O presidente da Associação Brasileira de Condutores de Veículos Automotores (Abrava), Wallace Landim, conhecido como Chorão, informou que caminhoneiros iniciarão uma paralisação nos portos brasileiros a partir da 0h desta segunda-feira (13/7).
A mobilização busca pressionar o Senado a votar a Medida Provisória 1.343/2026, conhecida como MP do Frete, cuja vigência termina na próxima quinta-feira (16/7). A proposta amplia mecanismos de proteção aos transportadores, fortalece a política do piso mínimo do frete e endurece a fiscalização sobre o setor.
A principal inovação prevista no texto é a criação de um sistema de bloqueio eletrônico para impedir a contratação de fretes com valores inferiores aos definidos pela Agência Nacional de Transportes Terrestres (ANTT).
O mecanismo fará a integração entre o Código Identificador da Operação de Transporte (CIOT) e o Manifesto Eletrônico de Documentos Fiscais (MDF-e). Caso o valor informado esteja abaixo da tabela oficial, o sistema impedirá automaticamente a emissão do código necessário para o transporte da carga.
A regra também alcançará as subcontratações. Mesmo quando o serviço for repassado a outra transportadora, a empresa que realizou a contratação inicial continuará responsável por garantir o pagamento do frete conforme o piso estabelecido.
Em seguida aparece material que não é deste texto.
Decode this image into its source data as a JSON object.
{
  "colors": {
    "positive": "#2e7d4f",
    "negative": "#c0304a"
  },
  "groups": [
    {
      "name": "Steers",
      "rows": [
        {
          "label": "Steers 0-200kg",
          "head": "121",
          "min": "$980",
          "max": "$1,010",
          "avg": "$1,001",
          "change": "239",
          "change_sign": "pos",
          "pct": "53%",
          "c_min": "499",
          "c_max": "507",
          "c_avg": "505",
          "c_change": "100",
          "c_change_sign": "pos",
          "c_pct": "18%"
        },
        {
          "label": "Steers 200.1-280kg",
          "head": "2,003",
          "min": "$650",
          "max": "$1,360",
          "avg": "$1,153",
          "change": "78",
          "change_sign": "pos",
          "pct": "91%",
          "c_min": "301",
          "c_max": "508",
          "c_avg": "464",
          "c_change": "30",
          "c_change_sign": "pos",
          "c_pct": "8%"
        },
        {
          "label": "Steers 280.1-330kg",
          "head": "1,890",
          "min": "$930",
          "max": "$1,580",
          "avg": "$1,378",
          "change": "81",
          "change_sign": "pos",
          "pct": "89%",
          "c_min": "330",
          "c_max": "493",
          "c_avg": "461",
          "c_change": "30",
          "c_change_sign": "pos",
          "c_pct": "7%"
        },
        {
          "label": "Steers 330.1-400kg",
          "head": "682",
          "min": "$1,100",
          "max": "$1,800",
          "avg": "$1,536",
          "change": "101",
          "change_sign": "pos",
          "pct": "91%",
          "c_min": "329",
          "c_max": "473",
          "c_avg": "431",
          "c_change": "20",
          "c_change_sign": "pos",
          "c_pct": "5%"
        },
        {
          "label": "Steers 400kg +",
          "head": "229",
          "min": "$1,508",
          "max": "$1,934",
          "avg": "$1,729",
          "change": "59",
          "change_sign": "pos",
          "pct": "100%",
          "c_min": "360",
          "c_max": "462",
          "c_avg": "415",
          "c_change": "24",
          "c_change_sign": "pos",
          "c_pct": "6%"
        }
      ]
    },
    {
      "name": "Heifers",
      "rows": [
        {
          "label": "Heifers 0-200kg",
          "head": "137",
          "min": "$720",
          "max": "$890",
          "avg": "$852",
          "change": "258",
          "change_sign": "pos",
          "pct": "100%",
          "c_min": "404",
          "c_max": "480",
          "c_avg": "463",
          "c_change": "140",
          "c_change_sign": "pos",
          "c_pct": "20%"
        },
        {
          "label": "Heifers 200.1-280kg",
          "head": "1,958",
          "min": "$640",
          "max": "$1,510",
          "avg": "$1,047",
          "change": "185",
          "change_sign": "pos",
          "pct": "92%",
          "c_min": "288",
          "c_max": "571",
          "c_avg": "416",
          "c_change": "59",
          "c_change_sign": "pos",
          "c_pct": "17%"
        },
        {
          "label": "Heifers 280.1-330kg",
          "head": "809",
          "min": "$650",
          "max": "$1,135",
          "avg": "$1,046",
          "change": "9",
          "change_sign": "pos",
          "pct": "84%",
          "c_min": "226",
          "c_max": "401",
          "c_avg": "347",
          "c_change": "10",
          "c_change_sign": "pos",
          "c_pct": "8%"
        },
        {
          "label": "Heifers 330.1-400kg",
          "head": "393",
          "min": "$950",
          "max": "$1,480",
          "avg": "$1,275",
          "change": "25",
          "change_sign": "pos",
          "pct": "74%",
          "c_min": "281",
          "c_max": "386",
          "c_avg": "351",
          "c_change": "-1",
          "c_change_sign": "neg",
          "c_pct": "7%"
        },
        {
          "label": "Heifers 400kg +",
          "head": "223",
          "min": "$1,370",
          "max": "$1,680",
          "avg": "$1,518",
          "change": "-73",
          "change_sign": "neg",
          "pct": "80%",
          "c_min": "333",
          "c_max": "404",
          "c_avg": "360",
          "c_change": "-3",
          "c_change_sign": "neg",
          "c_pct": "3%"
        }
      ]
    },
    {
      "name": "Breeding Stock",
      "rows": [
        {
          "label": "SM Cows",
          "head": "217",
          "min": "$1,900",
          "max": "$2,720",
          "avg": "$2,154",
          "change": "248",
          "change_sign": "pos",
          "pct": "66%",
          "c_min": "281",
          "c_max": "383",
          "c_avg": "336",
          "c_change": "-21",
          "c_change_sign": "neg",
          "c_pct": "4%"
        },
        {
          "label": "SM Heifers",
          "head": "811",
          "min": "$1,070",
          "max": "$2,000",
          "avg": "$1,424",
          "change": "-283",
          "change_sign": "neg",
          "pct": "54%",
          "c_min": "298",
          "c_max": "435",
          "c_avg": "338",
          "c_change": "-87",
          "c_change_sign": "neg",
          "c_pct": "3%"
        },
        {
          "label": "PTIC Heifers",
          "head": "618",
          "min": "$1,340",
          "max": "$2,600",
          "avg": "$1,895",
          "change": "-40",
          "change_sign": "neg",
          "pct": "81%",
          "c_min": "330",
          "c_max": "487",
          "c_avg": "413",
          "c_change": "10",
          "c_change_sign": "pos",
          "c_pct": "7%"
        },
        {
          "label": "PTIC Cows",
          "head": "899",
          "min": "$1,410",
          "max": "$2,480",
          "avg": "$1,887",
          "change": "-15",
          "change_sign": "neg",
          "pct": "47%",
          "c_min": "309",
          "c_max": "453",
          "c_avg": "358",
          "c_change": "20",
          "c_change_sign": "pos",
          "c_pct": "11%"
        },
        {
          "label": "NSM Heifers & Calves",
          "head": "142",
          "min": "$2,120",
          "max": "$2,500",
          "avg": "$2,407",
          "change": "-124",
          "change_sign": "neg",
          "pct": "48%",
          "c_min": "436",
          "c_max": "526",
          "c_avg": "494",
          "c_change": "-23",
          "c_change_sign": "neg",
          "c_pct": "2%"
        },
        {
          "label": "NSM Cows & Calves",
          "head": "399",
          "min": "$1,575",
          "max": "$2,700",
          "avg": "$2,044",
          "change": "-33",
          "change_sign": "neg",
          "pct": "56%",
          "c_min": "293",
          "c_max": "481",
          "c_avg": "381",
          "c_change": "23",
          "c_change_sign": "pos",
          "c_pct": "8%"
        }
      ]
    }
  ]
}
A proposta mantém a atualização periódica do piso mínimo conforme critérios técnicos. O valor será calculado levando em consideração fatores como:
A atualização ficará a cargo da ANTT em parceria com a Infra S.A., e o setor terá prazo de 60 dias para adequação ao novo sistema.
Outro ponto da medida trata das regras de pagamento. O texto determina que o valor do frete seja quitado integralmente em até 30 dias. Para transportadores autônomos, pelo menos 70% deverá ser pago antes do início da viagem, enquanto os 30% restantes precisarão ser depositados em até três dias úteis após a entrega da carga.
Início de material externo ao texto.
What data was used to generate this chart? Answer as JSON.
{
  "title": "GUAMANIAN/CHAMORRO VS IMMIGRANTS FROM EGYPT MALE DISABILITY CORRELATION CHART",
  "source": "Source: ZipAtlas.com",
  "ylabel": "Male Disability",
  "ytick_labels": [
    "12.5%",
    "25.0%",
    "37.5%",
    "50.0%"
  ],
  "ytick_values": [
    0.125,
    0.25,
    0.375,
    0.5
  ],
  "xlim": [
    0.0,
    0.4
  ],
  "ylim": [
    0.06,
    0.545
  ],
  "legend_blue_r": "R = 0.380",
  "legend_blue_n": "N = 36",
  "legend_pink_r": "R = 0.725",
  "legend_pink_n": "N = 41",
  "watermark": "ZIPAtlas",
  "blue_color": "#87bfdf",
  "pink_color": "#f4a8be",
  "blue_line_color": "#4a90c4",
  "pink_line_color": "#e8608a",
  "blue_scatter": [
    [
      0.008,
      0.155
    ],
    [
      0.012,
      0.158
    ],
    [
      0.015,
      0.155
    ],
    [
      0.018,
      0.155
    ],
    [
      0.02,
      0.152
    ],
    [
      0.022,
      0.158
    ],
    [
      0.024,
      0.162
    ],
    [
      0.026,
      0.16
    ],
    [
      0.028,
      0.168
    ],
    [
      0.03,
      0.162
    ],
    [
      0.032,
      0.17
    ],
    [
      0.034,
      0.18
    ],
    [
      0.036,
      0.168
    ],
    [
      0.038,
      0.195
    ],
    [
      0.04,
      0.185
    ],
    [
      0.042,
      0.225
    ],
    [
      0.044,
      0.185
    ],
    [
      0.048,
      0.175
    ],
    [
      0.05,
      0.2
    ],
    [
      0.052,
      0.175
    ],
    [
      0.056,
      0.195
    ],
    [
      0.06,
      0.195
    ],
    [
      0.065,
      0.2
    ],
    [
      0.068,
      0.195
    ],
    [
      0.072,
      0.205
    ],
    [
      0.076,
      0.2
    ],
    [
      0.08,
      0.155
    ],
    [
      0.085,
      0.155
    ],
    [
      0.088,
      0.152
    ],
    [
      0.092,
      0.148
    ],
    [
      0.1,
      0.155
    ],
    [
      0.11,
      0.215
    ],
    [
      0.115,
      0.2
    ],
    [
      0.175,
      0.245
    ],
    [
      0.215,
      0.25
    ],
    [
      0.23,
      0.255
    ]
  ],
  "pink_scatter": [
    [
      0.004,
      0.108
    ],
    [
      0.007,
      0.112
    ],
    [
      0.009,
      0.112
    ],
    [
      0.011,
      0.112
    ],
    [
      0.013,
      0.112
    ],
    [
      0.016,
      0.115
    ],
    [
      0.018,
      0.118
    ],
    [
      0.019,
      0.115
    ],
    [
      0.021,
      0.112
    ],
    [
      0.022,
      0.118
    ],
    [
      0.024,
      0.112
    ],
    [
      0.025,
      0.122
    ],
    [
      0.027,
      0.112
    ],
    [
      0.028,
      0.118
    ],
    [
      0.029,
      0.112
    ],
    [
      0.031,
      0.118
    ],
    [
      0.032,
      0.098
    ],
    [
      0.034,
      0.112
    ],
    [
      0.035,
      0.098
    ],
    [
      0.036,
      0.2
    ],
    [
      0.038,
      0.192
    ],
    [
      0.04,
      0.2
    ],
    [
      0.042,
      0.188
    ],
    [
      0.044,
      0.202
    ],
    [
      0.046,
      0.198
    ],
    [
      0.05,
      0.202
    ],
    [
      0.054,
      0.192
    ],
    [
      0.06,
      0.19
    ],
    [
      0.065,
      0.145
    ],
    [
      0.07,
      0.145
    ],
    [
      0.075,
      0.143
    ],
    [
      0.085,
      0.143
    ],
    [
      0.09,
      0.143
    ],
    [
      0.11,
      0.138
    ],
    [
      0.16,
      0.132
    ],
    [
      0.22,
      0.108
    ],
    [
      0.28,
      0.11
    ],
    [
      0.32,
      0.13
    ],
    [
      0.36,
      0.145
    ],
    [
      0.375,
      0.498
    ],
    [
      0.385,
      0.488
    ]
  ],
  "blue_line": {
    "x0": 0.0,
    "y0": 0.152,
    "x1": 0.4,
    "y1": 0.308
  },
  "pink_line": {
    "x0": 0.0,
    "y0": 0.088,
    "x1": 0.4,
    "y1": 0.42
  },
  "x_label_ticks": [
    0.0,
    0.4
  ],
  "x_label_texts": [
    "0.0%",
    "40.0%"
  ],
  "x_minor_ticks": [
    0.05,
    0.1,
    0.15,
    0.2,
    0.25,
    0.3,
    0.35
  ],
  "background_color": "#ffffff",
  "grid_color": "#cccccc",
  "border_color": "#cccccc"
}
Além das novas regras para contratação e pagamento, a MP estabelece um piso salarial de R$ 5 mil mensais para motoristas empregados pelo regime da Consolidação das Leis do Trabalho (CLT) que atuam em viagens de longa distância.
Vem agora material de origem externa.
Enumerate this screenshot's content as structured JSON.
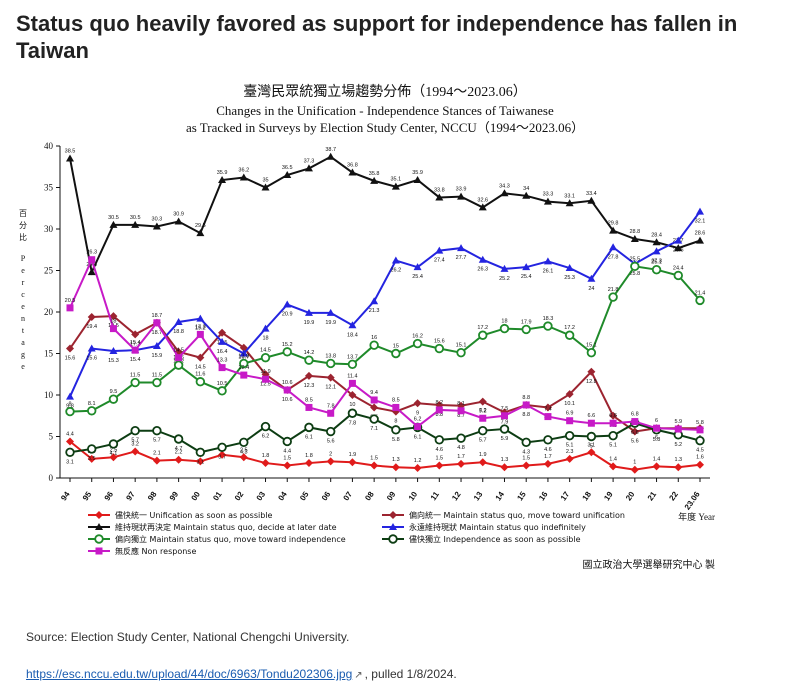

O texto também reserva participação de transportadores autônomos em contratações federais de transporte rodoviário de cargas, prevê incentivos para renovação da frota de caminhões e determina que o poder público estimule a criação de pontos de parada seguros e estruturados para descanso dos profissionais.
Na fiscalização, empresas autuadas poderão sofrer punições mais rigorosas. Quem acumular infrações em um período de seis meses poderá ter o Registro Nacional de Transportadores Rodoviários de Cargas suspenso por prazo de cinco a 30 dias. Caso ocorram duas suspensões em até 24 meses, o registro poderá ser cancelado por até dois anos. O histórico de penalidades será zerado após 12 meses sem novas infrações.
Durante a tramitação na Câmara dos Deputados, o relator da matéria, deputado Zé Trovão (PL-SC), incluiu um dispositivo que concede anistia a caminhoneiros, motoristas e empresas punidos por participação em bloqueios de rodovias e manifestações realizadas após as eleições presidenciais de 2022. O parecer também permite que multas aplicadas por infrações às regras do frete sejam convertidas em advertências.
A Câmara aprovou a medida provisória em 17 de junho. Como o texto perde a validade nesta quinta-feira (16/7), lideranças do movimento pressionam o presidente do Senado, Davi Alcolumbre (União-AP), para que a proposta seja incluída na pauta de votação até esta terça-feira (14/7).